As part of the settlement, the defendants admitted to multiple illegal activities; for example:
- Selling prescriptions to customers in states in which the defendants did not have licenses.
- Refusing to charge copays or coinsurance.
- Utilizing independent sales agents and illegally paying per-prescription commissions.
Compounding Pharmacy Fraud has Cost the Government Billions in Recent Years
We (and John Oliver) have extensively discussed drug compounding pharmacy fraud. These defendants like many others, targeted Tricare beneficiaries with largely useless pain creams. They did this because, as the Wall Street Journal explained, “the program was known to reimburse compounded drugs more generously than other federal health programs like Medicare.”

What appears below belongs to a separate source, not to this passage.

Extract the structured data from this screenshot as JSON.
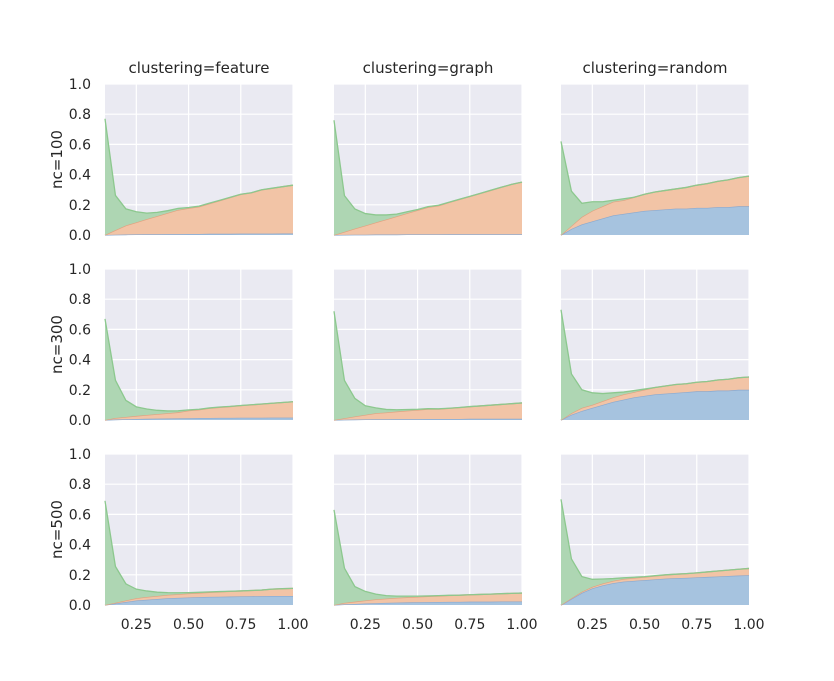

These pharmacies essentially designed products – usually pain creams – to be as expensive as possible under Tricare reimbursement. They did so without consideration for patients’ health or concern for massively driving up government costs. Before 2013, Tricare typically spent $100 million annually on compound drug reimbursements. However the scam was so devastating that by 2014, that figure had grown to $1.4 billion of which Jason Mehta, the Assistant United States Attorney overseeing these cases in the Middle District of Florida, estimated that 95 percent was fraud.
To facilitate this fraud, compound pharmacies regularly waive copayments, bribe doctors, sales staff and patients, and violate other rules regarding consistent pricing. The government has, for years, made clear that waiving copayments to induce patients to use – or doctors to prescribe – medicines is a violation of the Anti-Kickback Statute. It can also lead to False Claims Act liability, as it did in this case. It is thus no surprise that the government has taken serious action against compounding pharmacy fraud and obtained settlements and convictions in dozens of cases.